Regulating AI like aviation regulation

“There are numerous examples of technologies that were initially met with skepticism by many people but gained societal trust through regulation. When airplanes first appeared, pilots were considered risk-takers, and the idea of flying was seen as a folly. After all, humans don’t have wings, right? And indeed, in the early years of aviation, airplanes were not as safe as they are today. Through the establishment of regulatory bodies, the introduction of safety standards, and technological advancements, aviation gradually earned the trust of society. Today, it is widely accepted and regulated as a means of transportation. At the moment, it seems to me that this is the path we will have to go through with AI. From significant concerns, through regulations, to familiarity and acceptance,” explains Tomasz Michalak.

“But regulations also pose a risk, as we discussed earlier, namely the potential stifling of innovation. We don’t know if research that currently seems risky to us may turn out to be groundbreaking in a completely different context. However, I believe it is possible to require certain basic principles of fairness from every type of AI, such as a prohibition of discrimination based on skin color or religious beliefs. These requirements can be formulated as simple axioms. For example, the decision made by an AI system towards a person of Asian descent should be the same as towards a person of African descent if skin color is the only relevant distinguishing variable,” adds the leader of the research team in IDEAS NCBR.

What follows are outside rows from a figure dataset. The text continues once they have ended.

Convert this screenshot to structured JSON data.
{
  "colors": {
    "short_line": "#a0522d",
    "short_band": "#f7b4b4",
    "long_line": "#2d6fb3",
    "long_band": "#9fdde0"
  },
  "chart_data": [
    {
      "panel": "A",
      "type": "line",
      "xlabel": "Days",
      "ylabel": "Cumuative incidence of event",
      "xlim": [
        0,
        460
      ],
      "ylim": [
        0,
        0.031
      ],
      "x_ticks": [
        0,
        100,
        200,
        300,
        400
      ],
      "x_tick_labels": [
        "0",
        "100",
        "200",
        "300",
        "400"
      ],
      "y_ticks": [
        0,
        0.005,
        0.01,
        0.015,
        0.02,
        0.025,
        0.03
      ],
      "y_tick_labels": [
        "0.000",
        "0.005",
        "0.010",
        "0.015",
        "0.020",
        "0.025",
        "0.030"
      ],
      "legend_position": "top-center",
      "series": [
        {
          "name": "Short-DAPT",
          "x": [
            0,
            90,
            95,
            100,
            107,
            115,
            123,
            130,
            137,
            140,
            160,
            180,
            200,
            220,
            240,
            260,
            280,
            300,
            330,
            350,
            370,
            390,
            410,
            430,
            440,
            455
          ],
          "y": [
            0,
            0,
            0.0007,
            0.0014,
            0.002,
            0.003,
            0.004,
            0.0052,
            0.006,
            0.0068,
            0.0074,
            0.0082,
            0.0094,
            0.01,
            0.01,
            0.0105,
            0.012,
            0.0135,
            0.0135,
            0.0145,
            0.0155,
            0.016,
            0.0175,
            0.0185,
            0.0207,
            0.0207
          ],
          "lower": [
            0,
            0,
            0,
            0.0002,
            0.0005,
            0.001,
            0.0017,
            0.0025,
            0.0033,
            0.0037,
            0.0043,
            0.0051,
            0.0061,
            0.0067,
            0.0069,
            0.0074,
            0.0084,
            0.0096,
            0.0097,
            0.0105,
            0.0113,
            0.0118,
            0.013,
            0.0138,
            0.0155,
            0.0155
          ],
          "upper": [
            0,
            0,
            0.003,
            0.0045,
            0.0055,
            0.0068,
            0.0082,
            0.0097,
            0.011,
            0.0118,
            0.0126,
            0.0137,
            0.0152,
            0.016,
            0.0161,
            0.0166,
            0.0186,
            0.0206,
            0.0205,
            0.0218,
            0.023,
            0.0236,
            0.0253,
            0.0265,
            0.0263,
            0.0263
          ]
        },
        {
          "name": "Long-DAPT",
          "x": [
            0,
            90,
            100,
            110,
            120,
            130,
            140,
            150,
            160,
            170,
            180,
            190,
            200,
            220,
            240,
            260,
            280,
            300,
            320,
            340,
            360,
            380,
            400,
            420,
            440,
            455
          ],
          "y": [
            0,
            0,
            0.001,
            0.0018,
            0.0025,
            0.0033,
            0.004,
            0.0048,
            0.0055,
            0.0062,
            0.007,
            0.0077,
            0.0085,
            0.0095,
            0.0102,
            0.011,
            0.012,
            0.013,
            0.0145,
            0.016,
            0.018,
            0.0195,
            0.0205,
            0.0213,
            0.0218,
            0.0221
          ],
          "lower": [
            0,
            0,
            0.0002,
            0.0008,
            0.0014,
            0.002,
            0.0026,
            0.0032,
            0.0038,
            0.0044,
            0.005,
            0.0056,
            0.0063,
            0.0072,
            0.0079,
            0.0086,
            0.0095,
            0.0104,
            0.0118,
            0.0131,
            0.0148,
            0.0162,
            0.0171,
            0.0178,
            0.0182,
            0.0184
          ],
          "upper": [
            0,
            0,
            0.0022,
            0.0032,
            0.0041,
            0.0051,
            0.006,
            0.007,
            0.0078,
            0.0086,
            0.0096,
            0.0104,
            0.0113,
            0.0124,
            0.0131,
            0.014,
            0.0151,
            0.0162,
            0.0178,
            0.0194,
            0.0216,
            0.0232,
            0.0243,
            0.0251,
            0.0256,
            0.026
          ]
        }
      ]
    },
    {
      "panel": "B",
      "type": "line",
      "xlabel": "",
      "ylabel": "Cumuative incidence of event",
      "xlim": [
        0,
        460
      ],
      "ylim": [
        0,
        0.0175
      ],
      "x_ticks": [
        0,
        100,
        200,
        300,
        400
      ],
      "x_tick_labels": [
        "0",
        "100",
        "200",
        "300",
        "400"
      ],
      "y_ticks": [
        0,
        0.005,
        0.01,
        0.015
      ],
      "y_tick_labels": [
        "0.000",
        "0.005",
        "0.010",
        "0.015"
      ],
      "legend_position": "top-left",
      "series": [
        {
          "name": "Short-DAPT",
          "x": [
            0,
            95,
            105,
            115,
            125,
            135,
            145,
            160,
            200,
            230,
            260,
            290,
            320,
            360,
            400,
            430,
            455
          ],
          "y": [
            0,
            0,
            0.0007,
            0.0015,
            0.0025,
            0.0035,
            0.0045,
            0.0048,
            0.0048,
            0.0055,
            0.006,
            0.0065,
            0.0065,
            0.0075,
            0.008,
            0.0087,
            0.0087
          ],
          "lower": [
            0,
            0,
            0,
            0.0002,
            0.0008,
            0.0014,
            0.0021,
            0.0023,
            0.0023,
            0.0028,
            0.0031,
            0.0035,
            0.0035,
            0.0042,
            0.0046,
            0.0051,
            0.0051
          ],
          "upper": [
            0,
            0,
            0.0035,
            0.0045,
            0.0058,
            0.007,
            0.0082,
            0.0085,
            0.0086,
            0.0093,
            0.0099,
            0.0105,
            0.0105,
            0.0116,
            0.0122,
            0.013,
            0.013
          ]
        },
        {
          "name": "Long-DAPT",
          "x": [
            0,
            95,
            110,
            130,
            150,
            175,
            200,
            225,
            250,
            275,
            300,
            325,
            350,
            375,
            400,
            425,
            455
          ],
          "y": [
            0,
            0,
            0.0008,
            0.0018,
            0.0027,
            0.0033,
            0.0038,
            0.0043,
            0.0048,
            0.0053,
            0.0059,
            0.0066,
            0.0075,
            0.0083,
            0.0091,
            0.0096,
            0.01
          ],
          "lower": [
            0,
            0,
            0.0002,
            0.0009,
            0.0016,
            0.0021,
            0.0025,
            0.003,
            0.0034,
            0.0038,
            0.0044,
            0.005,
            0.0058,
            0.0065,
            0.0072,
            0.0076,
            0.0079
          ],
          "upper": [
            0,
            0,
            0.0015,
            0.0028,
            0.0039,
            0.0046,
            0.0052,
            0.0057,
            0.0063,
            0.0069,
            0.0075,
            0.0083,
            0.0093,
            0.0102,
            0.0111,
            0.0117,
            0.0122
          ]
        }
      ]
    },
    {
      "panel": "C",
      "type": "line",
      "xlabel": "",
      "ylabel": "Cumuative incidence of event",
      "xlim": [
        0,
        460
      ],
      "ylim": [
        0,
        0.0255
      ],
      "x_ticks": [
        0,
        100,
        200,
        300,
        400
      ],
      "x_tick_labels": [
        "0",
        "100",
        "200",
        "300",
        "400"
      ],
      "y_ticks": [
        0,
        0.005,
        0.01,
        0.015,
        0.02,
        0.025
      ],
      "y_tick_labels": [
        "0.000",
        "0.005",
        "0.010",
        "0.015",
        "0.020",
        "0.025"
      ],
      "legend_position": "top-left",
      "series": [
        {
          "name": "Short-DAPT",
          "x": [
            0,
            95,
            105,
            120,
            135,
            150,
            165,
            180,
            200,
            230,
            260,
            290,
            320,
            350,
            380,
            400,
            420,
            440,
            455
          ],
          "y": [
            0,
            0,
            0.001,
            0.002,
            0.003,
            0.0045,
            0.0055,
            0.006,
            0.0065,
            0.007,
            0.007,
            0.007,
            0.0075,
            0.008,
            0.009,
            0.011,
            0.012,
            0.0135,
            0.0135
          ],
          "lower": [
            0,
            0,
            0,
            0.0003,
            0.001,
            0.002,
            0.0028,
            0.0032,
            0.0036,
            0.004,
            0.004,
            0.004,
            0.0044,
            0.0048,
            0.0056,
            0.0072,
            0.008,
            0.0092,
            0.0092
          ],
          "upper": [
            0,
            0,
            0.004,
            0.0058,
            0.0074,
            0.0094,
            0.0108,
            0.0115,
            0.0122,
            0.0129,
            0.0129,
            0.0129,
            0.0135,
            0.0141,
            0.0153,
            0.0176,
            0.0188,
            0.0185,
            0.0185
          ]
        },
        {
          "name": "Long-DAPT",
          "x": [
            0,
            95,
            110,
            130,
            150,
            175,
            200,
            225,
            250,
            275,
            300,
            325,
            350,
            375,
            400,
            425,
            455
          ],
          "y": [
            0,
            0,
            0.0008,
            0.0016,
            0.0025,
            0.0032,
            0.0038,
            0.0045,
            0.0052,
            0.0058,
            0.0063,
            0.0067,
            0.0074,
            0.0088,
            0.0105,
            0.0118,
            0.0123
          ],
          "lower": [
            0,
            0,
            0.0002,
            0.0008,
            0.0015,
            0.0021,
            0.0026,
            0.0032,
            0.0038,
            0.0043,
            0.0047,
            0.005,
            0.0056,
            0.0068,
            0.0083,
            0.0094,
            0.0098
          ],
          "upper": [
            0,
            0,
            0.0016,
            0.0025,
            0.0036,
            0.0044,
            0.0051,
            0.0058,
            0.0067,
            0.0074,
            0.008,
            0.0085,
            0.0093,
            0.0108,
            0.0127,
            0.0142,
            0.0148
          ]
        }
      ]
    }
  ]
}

“Of course, there are areas in AI research that should be examined more closely than others as a matter of principle. For example, AI in healthcare requires greater regulatory attention than industrial applications for detecting defects on a factory production line. Another area requiring attention is the application of AI in security and prevention. Importantly, these areas are already heavily regulated. In theory, we could extend existing regulations to AI technologies,” says Tomasz Michalak.